Saturday, June 03, 2006

A first class gamble

It's got to be tough being Adam Crozier, glossy chief executive of the Royal Mail. Since the 17th century Royal dictate that every piece of first class mail should "receive first class treatment", he personally sorts through each of the 81 million items posted daily. Rumour has it that Crozier had the swarthy hands of a great ape surgically transplanted on to his supple wrists to better palpate the letters, small packets and parcels, in an illegal backroom operation in the Russian hinterlands. Now, the fecking Guardian takes the long arcing piss of fresh news in reporting that the UK government is preparing to crap up to £1.3bn into Crozier's grubby purse, a foetid effort to resurrect the leaking, palsied dullard that is our postal service.

With the Post Office business losing £111m a year and pension deficits of £5bn, Crozier and his cronies could do worse than to take a butchers at high-gloss tackshack Las Vegas.

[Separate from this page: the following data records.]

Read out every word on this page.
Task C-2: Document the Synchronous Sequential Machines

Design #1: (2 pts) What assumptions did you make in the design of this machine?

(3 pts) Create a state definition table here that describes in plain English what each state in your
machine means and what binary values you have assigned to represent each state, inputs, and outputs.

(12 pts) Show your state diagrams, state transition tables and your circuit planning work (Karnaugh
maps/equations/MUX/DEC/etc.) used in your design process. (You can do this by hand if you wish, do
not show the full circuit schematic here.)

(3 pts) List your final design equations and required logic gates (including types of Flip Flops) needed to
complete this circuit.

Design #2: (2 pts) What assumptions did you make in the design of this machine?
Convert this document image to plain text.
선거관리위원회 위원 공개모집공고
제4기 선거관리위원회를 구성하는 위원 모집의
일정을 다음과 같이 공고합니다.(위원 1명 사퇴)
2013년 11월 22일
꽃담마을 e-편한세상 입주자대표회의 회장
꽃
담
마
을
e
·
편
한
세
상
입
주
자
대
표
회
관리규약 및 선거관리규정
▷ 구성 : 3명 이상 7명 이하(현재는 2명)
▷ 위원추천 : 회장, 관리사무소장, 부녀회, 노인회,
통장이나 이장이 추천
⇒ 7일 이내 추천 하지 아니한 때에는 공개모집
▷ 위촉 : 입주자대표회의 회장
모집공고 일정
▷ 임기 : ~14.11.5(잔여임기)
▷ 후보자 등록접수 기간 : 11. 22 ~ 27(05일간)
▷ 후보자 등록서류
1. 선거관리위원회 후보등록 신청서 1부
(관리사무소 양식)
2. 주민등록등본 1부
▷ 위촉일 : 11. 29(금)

There, architects like Paul Steelman have spent the past 20 years developing the ideal cash current to keep leisure-suit-wearing gamble bunnies circulating and spending. As the barf trouts at Wired News are warbling, carefully dovetailed retail and casino zones have flipped the dollar spouts to max:

"most new Vegas Strip resorts earn more than half of revenue from nongambling activities: shops, theatres, restaurants and trade shows"

"All well and good", I hear you grumble like sodomised toads, "but how does this make a cock sot of difference?" Oh ye of little faith. What we foresight-mites at Dante's Handcart envision is a Post Office Entertainment multiplex. Picture your urine-stained grandmother, wheeling her hemorrhoids in to collect her pension and then, excitingly, bused on a travellator into a luncheon-lounge-cum-bar-cum-bubble-wrap-emporium. Slightly tipsy on sherry she peruses racks of novelty bargains and loss-leader spangletat, before being encouraged by showgirls and a man wielding a tiger to post said-items to friends and family using, you guessed it, the Royal Mail's own Parcel Force. It makes perfect sense and, frankly, if they don't do it then they deserve a punch in the snatch.